Davina McCall and Jamie Oliver are among people who got the joke and tweeted enthusiastically about it, which helped the account to take off like a rocket. Now she gets recognised in the street. Someone recently came up to her in a nightclub and said: “Don’t take this the wrong way, but you look like Deliciously Stella.”
It irritates her that it’s considered “bad” or “dirty” eating to have, say, a Mars bar. “Never,” she says, “trust a person who considers fruit a pudding.”
Yet is her diet terrible in real life? “My diet is quite normal,” she says with a smile. “I did have Hula Hoops for supper last night, but that’s not an everyday thing. I’m like anyone else; I’ll have days when I literally eat the entire fridge and others when it’s, ‘Oh, I might have a salad for lunch.’ I eat every single thing in [the book], but not all the time.”
She notes that it has become trendy to eliminate entire food groups from your diet and obsess constantly over food. “I think there needs to be a different way generally in the way we approach food. Everyone takes food so seriously, but it’s really fun.” Indeed, some people haven’t quite got that Stella is a joke and accuse Younger of promoting unhealthy lifestyles. Sigh.
She wants to make it clear that she doesn’t hate the clean-eaters, she just saw the comedy potential in them. In fact, she met one, Clean Eating Alice, “and she was so lovely. She buys normal ingredients from her local supermarket. [Her stuff] is easy to make and affordable to buy. That’s the sort of healthy eating I can get on board with. I’m not some crazed denier of stomach troubles . . . if people want to lead a healthy lifestyle, that’s great. But don’t be po-faced about it. Everybody needs a LOL.”

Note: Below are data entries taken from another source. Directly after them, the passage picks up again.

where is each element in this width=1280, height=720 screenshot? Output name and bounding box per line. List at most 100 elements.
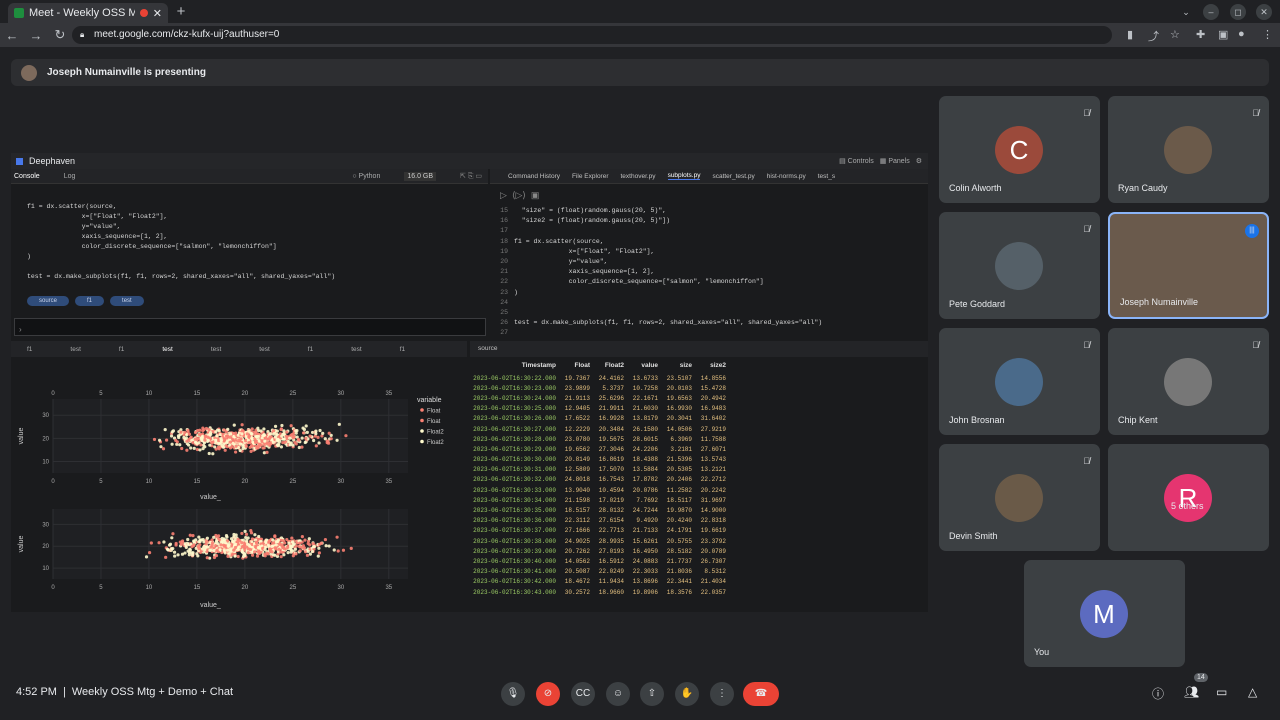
table-row[interactable]: 2023-06-02T16:30:24.000 21.9113 25.6296 22.… xyxy=(470,393,732,403)
reload-icon[interactable]: ↻ xyxy=(48,27,72,43)
tab-subplots[interactable]: subplots.py xyxy=(667,172,701,180)
table-row[interactable]: 2023-06-02T16:30:40.000 14.0562 16.5912 24.… xyxy=(470,556,732,566)
table-row[interactable]: 2023-06-02T16:30:37.000 27.1666 22.7713 21.… xyxy=(470,526,732,536)
close-tab-icon[interactable]: ✕ xyxy=(153,7,162,20)
table-row[interactable]: 2023-06-02T16:30:34.000 21.1598 17.0219 7.7… xyxy=(470,495,732,505)
controls-button[interactable]: ▤ Controls xyxy=(839,157,874,165)
plot-tab[interactable]: test xyxy=(211,346,221,353)
participant-tile[interactable]: C 🎙̸ Colin Alworth xyxy=(939,96,1100,203)
tab-file-explorer[interactable]: File Explorer xyxy=(572,173,608,180)
captions-button[interactable]: CC xyxy=(571,682,595,706)
table-row[interactable]: 2023-06-02T16:30:42.000 18.4672 11.9434 13.… xyxy=(470,577,732,587)
table-row[interactable]: 2023-06-02T16:30:32.000 24.8018 16.7543 17.… xyxy=(470,475,732,485)
source-table[interactable]: Timestamp Float Float2 value size size2 2023-0… xyxy=(470,357,928,612)
plot-tab[interactable]: f1 xyxy=(400,346,405,353)
panels-button[interactable]: ▦ Panels xyxy=(880,157,910,165)
camera-in-use-icon[interactable]: ▮ xyxy=(1127,28,1133,41)
code-editor[interactable]: 15 "size" = (float)random.gauss(20, 5)",… xyxy=(490,206,928,340)
participant-tile[interactable]: 🎙̸ Pete Goddard xyxy=(939,212,1100,319)
new-tab-button[interactable]: + xyxy=(172,3,190,21)
table-row[interactable]: 2023-06-02T16:30:26.000 17.6522 16.9928 13.… xyxy=(470,414,732,424)
run-icon[interactable]: ▷ xyxy=(500,190,507,200)
plot-tab[interactable]: test xyxy=(259,346,269,353)
profile-avatar-icon[interactable]: ● xyxy=(1238,28,1245,40)
pill-f1[interactable]: f1 xyxy=(75,296,105,306)
console-tools-icon[interactable]: ⇱ ⎘ ▭ xyxy=(460,172,482,181)
plot-tab[interactable]: f1 xyxy=(27,346,32,353)
close-window-button[interactable]: ✕ xyxy=(1256,4,1272,20)
table-row[interactable]: 2023-06-02T16:30:27.000 12.2229 20.3484 26.… xyxy=(470,424,732,434)
table-row[interactable]: 2023-06-02T16:30:38.000 24.9025 28.9935 15.… xyxy=(470,536,732,546)
tab-test-s[interactable]: test_s xyxy=(818,173,835,180)
table-row[interactable]: 2023-06-02T16:30:23.000 23.9899 5.3737 10.7… xyxy=(470,383,732,393)
forward-icon[interactable]: → xyxy=(24,28,48,43)
settings-gear-icon[interactable]: ⚙ xyxy=(916,157,922,165)
table-row[interactable]: 2023-06-02T16:30:31.000 12.5809 17.5070 13.… xyxy=(470,465,732,475)
table-row[interactable]: 2023-06-02T16:30:36.000 22.3112 27.6154 9.4… xyxy=(470,516,732,526)
camera-off-button[interactable]: ⊘ xyxy=(536,682,560,706)
column-header[interactable]: size2 xyxy=(698,357,732,373)
column-header[interactable]: Float xyxy=(562,357,596,373)
extensions-icon[interactable]: ✚ xyxy=(1196,28,1205,41)
meeting-details-icon[interactable]: ⓘ xyxy=(1152,685,1164,702)
table-row[interactable]: 2023-06-02T16:30:33.000 13.9040 10.4594 20.… xyxy=(470,485,732,495)
chat-icon[interactable]: ▭ xyxy=(1216,685,1227,699)
participant-tile[interactable]: 🎙̸ John Brosnan xyxy=(939,328,1100,435)
back-icon[interactable]: ← xyxy=(0,28,24,43)
plot-tab[interactable]: f1 xyxy=(119,346,124,353)
plot-tab[interactable]: test xyxy=(162,346,172,353)
pill-source[interactable]: source xyxy=(27,296,70,306)
people-icon[interactable]: 👥︎ xyxy=(1184,685,1199,699)
table-row[interactable]: 2023-06-02T16:30:41.000 20.5087 22.0249 22.… xyxy=(470,567,732,577)
tab-command-history[interactable]: Command History xyxy=(508,173,560,180)
column-header[interactable]: Timestamp xyxy=(470,357,562,373)
table-row[interactable]: 2023-06-02T16:30:22.000 19.7367 24.4162 13.… xyxy=(470,373,732,383)
participant-tile[interactable]: M You xyxy=(1024,560,1185,667)
participant-tile[interactable]: R5 others xyxy=(1108,444,1269,551)
table-row[interactable]: 2023-06-02T16:30:39.000 20.7262 27.0193 16.… xyxy=(470,546,732,556)
tab-hist-norms[interactable]: hist-norms.py xyxy=(767,173,806,180)
participant-tile[interactable]: 🎙̸ Ryan Caudy xyxy=(1108,96,1269,203)
minimize-button[interactable]: – xyxy=(1203,4,1219,20)
plot-tab[interactable]: f1 xyxy=(308,346,313,353)
plot-tab[interactable]: test xyxy=(70,346,80,353)
sidebar-icon[interactable]: ▣ xyxy=(1218,28,1228,41)
leave-call-button[interactable]: ☎ xyxy=(743,682,779,706)
microphone-button[interactable]: 🎙︎ xyxy=(501,682,525,706)
plot-tab[interactable]: test xyxy=(351,346,361,353)
column-header[interactable]: size xyxy=(664,357,698,373)
table-row[interactable]: 2023-06-02T16:30:35.000 18.5157 28.0132 24.… xyxy=(470,505,732,515)
table-row[interactable]: 2023-06-02T16:30:28.000 23.0780 19.5675 28.… xyxy=(470,434,732,444)
tab-texthover[interactable]: texthover.py xyxy=(621,173,656,180)
table-row[interactable]: 2023-06-02T16:30:43.000 30.2572 18.9660 19.… xyxy=(470,587,732,597)
participant-tile[interactable]: ||| Joseph Numainville xyxy=(1108,212,1269,319)
tab-scatter-test[interactable]: scatter_test.py xyxy=(712,173,754,180)
run-selection-icon[interactable]: ⟨▷⟩ xyxy=(512,190,526,200)
browser-menu-icon[interactable]: ⋮ xyxy=(1262,28,1273,41)
bookmark-star-icon[interactable]: ☆ xyxy=(1170,28,1180,41)
tab-log[interactable]: Log xyxy=(64,173,76,180)
raise-hand-button[interactable]: ✋ xyxy=(675,682,699,706)
table-row[interactable]: 2023-06-02T16:30:29.000 19.6562 27.3046 24.… xyxy=(470,444,732,454)
tab-search-icon[interactable]: ⌄ xyxy=(1178,4,1194,20)
present-button[interactable]: ⇧ xyxy=(640,682,664,706)
console-input[interactable]: › xyxy=(14,318,486,336)
share-icon[interactable]: ⤴ xyxy=(1148,28,1159,44)
participant-tile[interactable]: 🎙̸ Devin Smith xyxy=(939,444,1100,551)
maximize-button[interactable]: ◻ xyxy=(1230,4,1246,20)
table-row[interactable]: 2023-06-02T16:30:25.000 12.9405 21.9911 21.… xyxy=(470,404,732,414)
pill-test[interactable]: test xyxy=(110,296,144,306)
participant-tile[interactable]: 🎙̸ Chip Kent xyxy=(1108,328,1269,435)
save-icon[interactable]: ▣ xyxy=(531,190,540,200)
address-bar[interactable]: 🔒︎ meet.google.com/ckz-kufx-uij?authuser… xyxy=(72,26,1112,44)
subplots-chart[interactable]: 0 0 5 5 10 10 15 15 20 20 25 25 30 30 35 35 10 20 30 value_… xyxy=(11,357,467,612)
table-row[interactable]: 2023-06-02T16:30:30.000 20.8149 16.8619 18.… xyxy=(470,455,732,465)
tab-console[interactable]: Console xyxy=(14,173,40,180)
activities-icon[interactable]: △ xyxy=(1248,685,1257,699)
emoji-button[interactable]: ☺ xyxy=(606,682,630,706)
tab-source[interactable]: source xyxy=(478,345,498,352)
browser-tab[interactable]: Meet - Weekly OSS Mtg ✕ xyxy=(8,3,168,23)
more-options-button[interactable]: ⋮ xyxy=(710,682,734,706)
column-header[interactable]: Float2 xyxy=(596,357,630,373)
column-header[interactable]: value xyxy=(630,357,664,373)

Many clean-eaters follow her on Instagram, which she’s glad about, but says: “I do wish they hadn’t made pizza out of cauliflower, though.”
Stella is such a timely character, she seems destined for bigger things. Younger has an idea for a sitcom that satirises the new gentrification of certain areas and in which everyone wants to be a vlogger or an Instagrammer.
“Wellness is the perfect setting for the new Ab Fab,” she says. “It’s almost the new fashion world. Millennials are more interested in meeting up at yoga classes than they are in going down the pub.”
It’s an astute observation that I imagine will have comedy commissioners salivating. In the meantime, though, she’s focusing on her new parody book. You may not want to make any of the mad recipes in it, but it’s definitely nourishment for the soul.